Smutna historia Pirata

Marco Pantani (13.01.1970 - 14.02.2004)

Drukuj

Włosi nie mają szczęścia do kolarskich legend. Zarówno Fausto Coppi, jak i Marco Pantani, obaj nie bez powodu - uważani za kolarskich geniuszy, zmarli przedwcześnie. Dziś, 14 lutego, mija 6. rocznica śmierci znakomitego Pirata.

Postać Marco Pantaniego u niektórych wywołuje zachwyt i sympatię, u innych pewne oburzenie, bądź niechęć. Włoch był może postacią nieco kontrowersyjną, lecz na rowerze był geniuszem, który po górach jeździł z niezwykłą pasją i łatwością.

Urodził się 13 stycznia 1970 roku w Cesenie w regionie Romagna, jako syn Toniny i Paolo Pantanich. Swoją przygodę z rowerem rozpoczął w wieku 11 lat, kiedy to widząc trenujących młodych kolarzy z klubu G.C. Fausto Coppi di Cesenatico, postanowił pewnego dnia dołączyć od nich. Jechał wtedy na rowerze pożyczonym od mamy, Toniny, jednak nie przeszkodziło mu to we wjechaniu na szczyt wzniesienia jako pierwszy. Wcześniej próbował grać w piłkę nożną, jednak szybko porzucił ten sport.

Na dobre z kolarstwem związał się w 1984 roku. 22 kwietnia, jeszcze jako junior, wygrał po samotnej, górskiej akcji swój pierwszy wyścig - Case Castagnoli di Cesena. Wraz z przejściem do kolejnych kategorii wiekowych Marco jeszcze bardziej górował nad rywalami - zwłaszcza na podjazdach, gdzie nie miał sobie równych.



Właśnie jego umiejętności jazdy po górach przyniosły mu ogromną sławę i zwycięstwa. W 1992 roku wygrał Baby Giro – wyścig dookoła Włoch dla kolarzy do lat 26 bez kontraktów. Ten mierzący 172cm wzrostu i ważący ledwie 57 kg 22-latek już wtedy zachwycał swoimi umiejętnościami, co zaowocowało kontraktem zawodowym z ekipą Carrera.

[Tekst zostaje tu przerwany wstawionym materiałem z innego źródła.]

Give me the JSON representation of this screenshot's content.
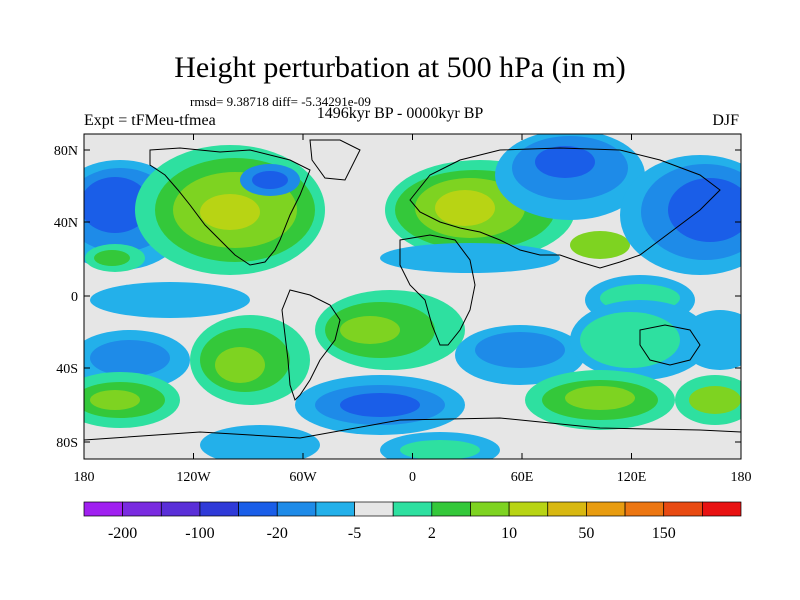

Rok później zadebiutował w Giro d’Italia, jednak dopiero w 1994 roku pokazał rywalom, na co go stać, wygrywając dwa etapy i w pokonanym polu pozostawiając tak znakomitych kolarzy jak Miguel Indurain, Claudio Chiapucchi czy późniejszego zwycięzcę – Jewgienija Bierzina. Pantani zajął wtedy drugie miejsce w klasyfikacji generalnej i młodzieżowej, a także był trzecim najlepszym góralem wyścigu. Wtedy też na dobre rozpoczął się złoty okres dla Marco Pantaniego.

Występy w Tour de France przynosiły mu koszulki najlepszego młodzieżowca wyścigu, a także cztery wygrane etapy w latach 94’ i 95’. Jego kariera została jednak na ponad rok zatrzymana z powodu kontuzji, jakiej doznał podczas wyścigu Milan – Turyn w październiku 95’.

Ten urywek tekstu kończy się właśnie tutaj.